Depuis la fin du printemps, les canicules et vagues de chaleur se sont succédé en France. Les périodes de pluie ont aussi été peu nombreuses. Les sols ont donc souffert de la sécheresse. Pour leur survie, les arbres se sont retrouvés obligés de fermer leurs stomates qui leur permettent de transpirer afin de conserver un maximum d'eau. Ils ne peuvent alors plus refroidir le feuillage, qui va brunir. C'est particulièrement observable en ville : les sols urbains stockent encore moins d'eau et les arbres récemment plantés sont plus vulnérables.

Le paysage prend donc des teintes orangées et des feuilles grillées jalonnent le sol. Cela n'annonce pas du tout un automne précoce, c'est l'effet du stress hydrique. Lors du véritable processus automnal, les feuilles tombent à cause de la diminution de la durée de la journée et de l'évolution saisonnière des températures : les arbres se préparent au froid de l'hiver en rapatriant les nutriments vers leurs racines et leur tronc. Cela commence à la fin septembre. "Ces paysages d'automne avant l'heure constituent ainsi l'un des signes les plus visibles du stress subi par la végétation après cet été 2026 exceptionnellement chaud et sec", précise La Chaine météo.

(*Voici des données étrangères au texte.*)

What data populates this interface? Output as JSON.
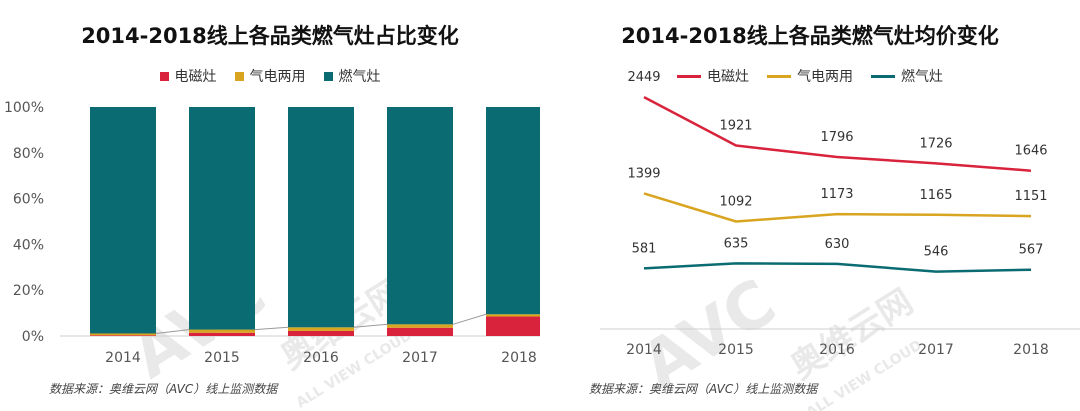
{
  "source_text": "数据来源：奥维云网（AVC）线上监测数据",
  "watermark": {
    "logo": "AVC",
    "brand": "奥维云网",
    "brand_en": "ALL VIEW CLOUD"
  },
  "chart_data": [
    {
      "type": "bar",
      "stacked": true,
      "title": "2014-2018线上各品类燃气灶占比变化",
      "categories": [
        "2014",
        "2015",
        "2016",
        "2017",
        "2018"
      ],
      "series": [
        {
          "name": "电磁灶",
          "color": "#d9223b",
          "values": [
            0.3,
            1.4,
            2.2,
            3.6,
            8.5
          ]
        },
        {
          "name": "气电两用",
          "color": "#d9a520",
          "values": [
            0.8,
            1.4,
            1.6,
            1.5,
            1.0
          ]
        },
        {
          "name": "燃气灶",
          "color": "#0b6b73",
          "values": [
            98.9,
            97.2,
            96.2,
            94.9,
            90.5
          ]
        }
      ],
      "yticks": [
        "0%",
        "20%",
        "40%",
        "60%",
        "80%",
        "100%"
      ],
      "ylim": [
        0,
        100
      ],
      "legend": "top-center",
      "grid": false
    },
    {
      "type": "line",
      "title": "2014-2018线上各品类燃气灶均价变化",
      "categories": [
        "2014",
        "2015",
        "2016",
        "2017",
        "2018"
      ],
      "series": [
        {
          "name": "电磁灶",
          "color": "#d9223b",
          "values": [
            2449,
            1921,
            1796,
            1726,
            1646
          ]
        },
        {
          "name": "气电两用",
          "color": "#d9a520",
          "values": [
            1399,
            1092,
            1173,
            1165,
            1151
          ]
        },
        {
          "name": "燃气灶",
          "color": "#0b6b73",
          "values": [
            581,
            635,
            630,
            546,
            567
          ]
        }
      ],
      "legend": "top-center",
      "grid": false
    }
  ]
}
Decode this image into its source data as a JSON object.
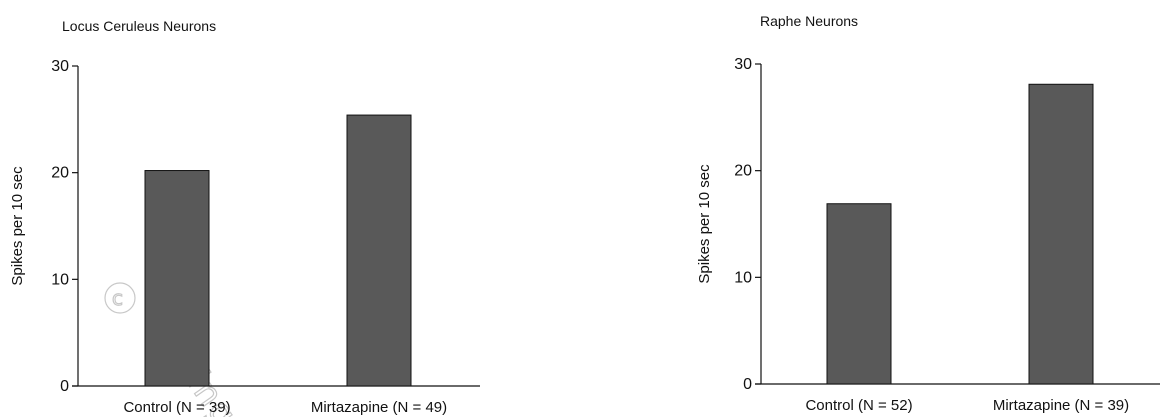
{
  "colors": {
    "bar": "#595959",
    "bar_stroke": "#111111",
    "axis": "#111111"
  },
  "chart_data": [
    {
      "type": "bar",
      "title": "Locus Ceruleus Neurons",
      "ylabel": "Spikes per 10 sec",
      "xlabel": "",
      "ylim": [
        0,
        30
      ],
      "yticks": [
        0,
        10,
        20,
        30
      ],
      "categories": [
        "Control (N = 39)",
        "Mirtazapine (N = 49)"
      ],
      "values": [
        20.2,
        25.4
      ]
    },
    {
      "type": "bar",
      "title": "Raphe Neurons",
      "ylabel": "Spikes per 10 sec",
      "xlabel": "",
      "ylim": [
        0,
        30
      ],
      "yticks": [
        0,
        10,
        20,
        30
      ],
      "categories": [
        "Control (N = 52)",
        "Mirtazapine (N = 39)"
      ],
      "values": [
        16.9,
        28.1
      ]
    }
  ]
}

Cette protection des arbres réduit, en plus, la photosynthèse et les arbres fabriquent donc moins de sucres et de réserves en carbone, pourtant essentiels pour qu'ils puissent passer l'hiver. Ils deviennent plus vulnérables aux parasites. La nature a de plus en plus de mal à s'adapter : la fréquence accrue de ce phénomène est inquiétante. La répétition des épisodes peut finir par épuiser les réserves des arbres. Il faudra voir lors du printemps prochain s'ils parviennent à se régénérer : ils pourraient aussi se retrouver avec moins de feuilles. Le "faux automne" se produit aussi de plus en plus de régions, ne se cantonnant plus au sud de la France.

Les spécialistes de l'Office national des forêts ont identifié ce phénomène dès début juillet après les canicules de mai et juin, titrant sur les réseaux sociaux "Pourquoi est-ce l'automne avant l'heure ?". L'office surveille alors chaque année l'humidité des végétaux sur une centaine de sites en France. La piste d'introduire des espèces mieux adaptées à la chaleur est parfois évoquée pour remplacer celles qui peinent à survivre. Il est toutefois difficile de prévoir comment une espèce va réagir dans un nouvel environnement.